Yetvart DANZİKYAN
Gezi direnişinin 6. yıldönümü. Geride bıraktığımız yıllarda epeyce muhasebe yaptık. Bu yıl muhasebe değil de “Neredeyiz?”e bakılabilir belki biraz.
Gezi direnişi devletin büyük ablukasıyla ve baskısıyla sona ererken “Bu tür hareketler ilk anda belki geri çekiliyor gibi görünse de, beklediği yerde mayalanır, bir yerden yeniden çıkar” görüşünü savunmuştum. Bu, bir anlamda oldu diyebilirim. İki yıl sonraki genel seçimlerde AKP tek parti iktidarını kaybetti. Genel gidişatı bozan ise AKP’nin seçim sonuçlarını tanımayıp çözüm masasını devirerek savaş ortamında yeniden gittiği seçim ve bir yıl sonra gelen uğursuz darbe girişimi oldu.
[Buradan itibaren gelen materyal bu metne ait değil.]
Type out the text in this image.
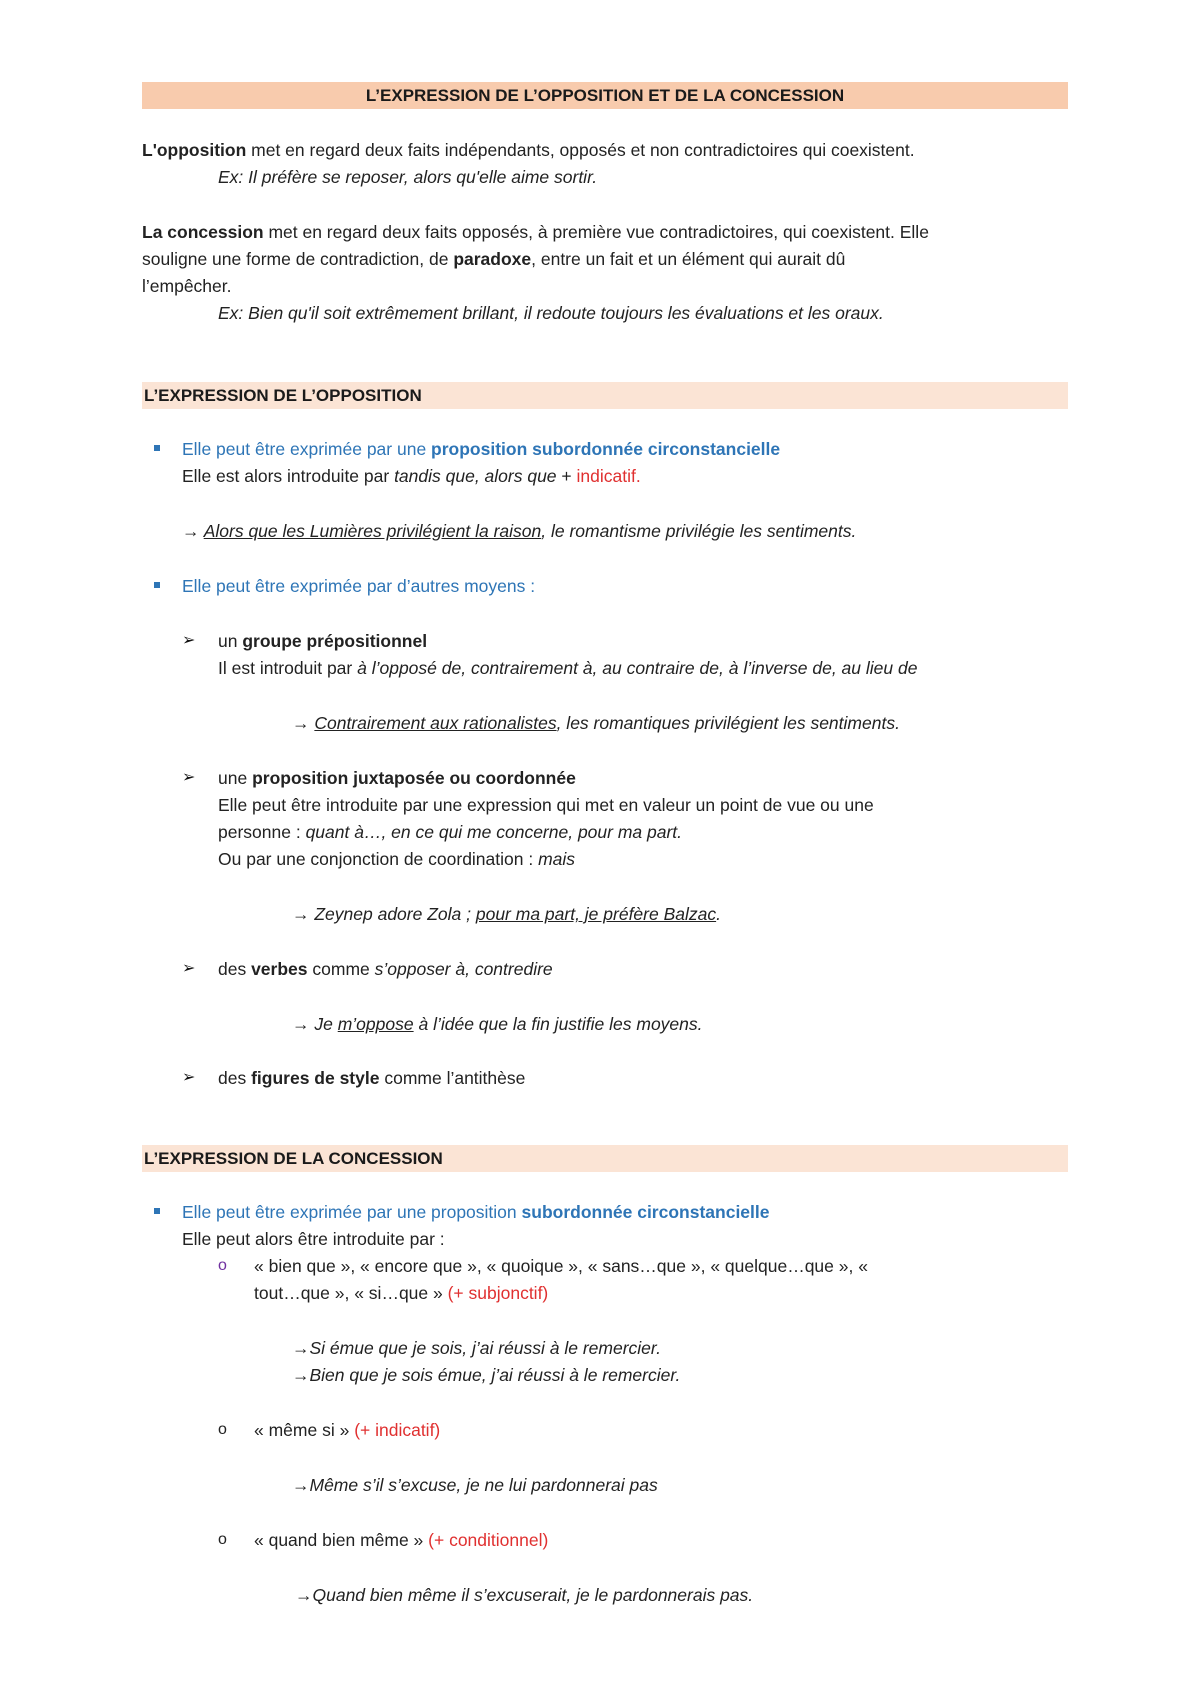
L’EXPRESSION DE L’OPPOSITION ET DE LA CONCESSION
L'opposition met en regard deux faits indépendants, opposés et non contradictoires qui coexistent.
Ex: Il préfère se reposer, alors qu'elle aime sortir.
La concession met en regard deux faits opposés, à première vue contradictoires, qui coexistent. Elle
souligne une forme de contradiction, de paradoxe, entre un fait et un élément qui aurait dû
l’empêcher.
Ex: Bien qu'il soit extrêmement brillant, il redoute toujours les évaluations et les oraux.
L’EXPRESSION DE L’OPPOSITION
Elle peut être exprimée par une proposition subordonnée circonstancielle
Elle est alors introduite par tandis que, alors que + indicatif.
→ Alors que les Lumières privilégient la raison, le romantisme privilégie les sentiments.
Elle peut être exprimée par d’autres moyens :
➢ un groupe prépositionnel
Il est introduit par à l’opposé de, contrairement à, au contraire de, à l’inverse de, au lieu de
→ Contrairement aux rationalistes, les romantiques privilégient les sentiments.
➢ une proposition juxtaposée ou coordonnée
Elle peut être introduite par une expression qui met en valeur un point de vue ou une
personne : quant à…, en ce qui me concerne, pour ma part.
Ou par une conjonction de coordination : mais
→ Zeynep adore Zola ; pour ma part, je préfère Balzac.
➢ des verbes comme s’opposer à, contredire
→ Je m’oppose à l’idée que la fin justifie les moyens.
➢ des figures de style comme l’antithèse
L’EXPRESSION DE LA CONCESSION
Elle peut être exprimée par une proposition subordonnée circonstancielle
Elle peut alors être introduite par :
o « bien que », « encore que », « quoique », « sans…que », « quelque…que », «
tout…que », « si…que » (+ subjonctif)
→Si émue que je sois, j’ai réussi à le remercier.
→Bien que je sois émue, j’ai réussi à le remercier.
o « même si » (+ indicatif)
→Même s’il s’excuse, je ne lui pardonnerai pas
o « quand bien même » (+ conditionnel)
→Quand bien même il s’excuserait, je le pardonnerais pas.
Bunlar genel manada Gezi direnişi ile kendini açığa vuran toplumsal muhalefetin önünü kesen, ona ket vuran gelişmelerdi. 2016 sonrasına bu gelişmelerin yanı sıra AKP-MHP ve klasik (derin) devlet ortaklığı da damga vurdu. Bu şartlar altında siyasetin doğal seyri bir anlamda zorla yatak değiştirmiş oldu. Buraya elbette dönemin HDP eş başkanı Selahattin Demirtaş ve diğer HDP’li siyasetçilerin hapse atılmasını da eklemeliyiz.
Ancak bu cebri yatak değişikliğine rağmen su yine de akıyor, yolunu bulmaya çalışıyor. En önemli örneği hiç şüphesiz 31 Mart Yerel Seçimleri. AKP-MHP ortaklığı çok sayıda büyük kenti kaybetti. Zaten tek başına İstanbul, Ankara ve İzmir’i kaybetmek bir göstergedir. Buna Adana, Mersin gibi kentleri de eklemek gerekir. Keza kayyım atanan birçok kentte HDP belediye başkanlıklarını geri aldı. Böylesi bir baskı atmosferi içinde gerçekleşen seçimde bunun, toplumsal muhalefet açısından önemli bir başarı olduğunu söylemeliyiz.
Fakat bilindiği üzere AKP-MHP-devlet ortaklığı bu kez de İstanbul seçimlerini iptal etme yoluna gitti, bir açıdan, 7 Haziran 2015 sonrasında yaptığı gibi. Şimdi soru şu: 2015’in tekrarı yaşanır mı? Yani AKP sandıkta kaybettiği seçimi türlü yollarla yeniden geri alır mı? Bunun cevabını kestirmeden vermek zor ancak havanın İstanbul’un Seçilmiş Belediye Başkanı Ekrem İmamoğlu lehine olduğunu görmek de zor değil.
Zaten öyle olduğu için de AKP seçimin tekrar edileceği 23 Haziran öncesinde kendi adına bir seçim kampanyası yürütmüyor. AKP’nin kampanyasının gündeminde de Ekrem İmamoğlu var. Bunu AKP aktörlerinin demeçlerinden anlayabiliyoruz. Cumhurbaşkanı Erdoğan’dan itibaren tüm AKP, İmamoğlu’ndan başka bir şey konuşmuyor. Tabii negatif anlamda. Ancak sonuçta gündem İmamoğlu.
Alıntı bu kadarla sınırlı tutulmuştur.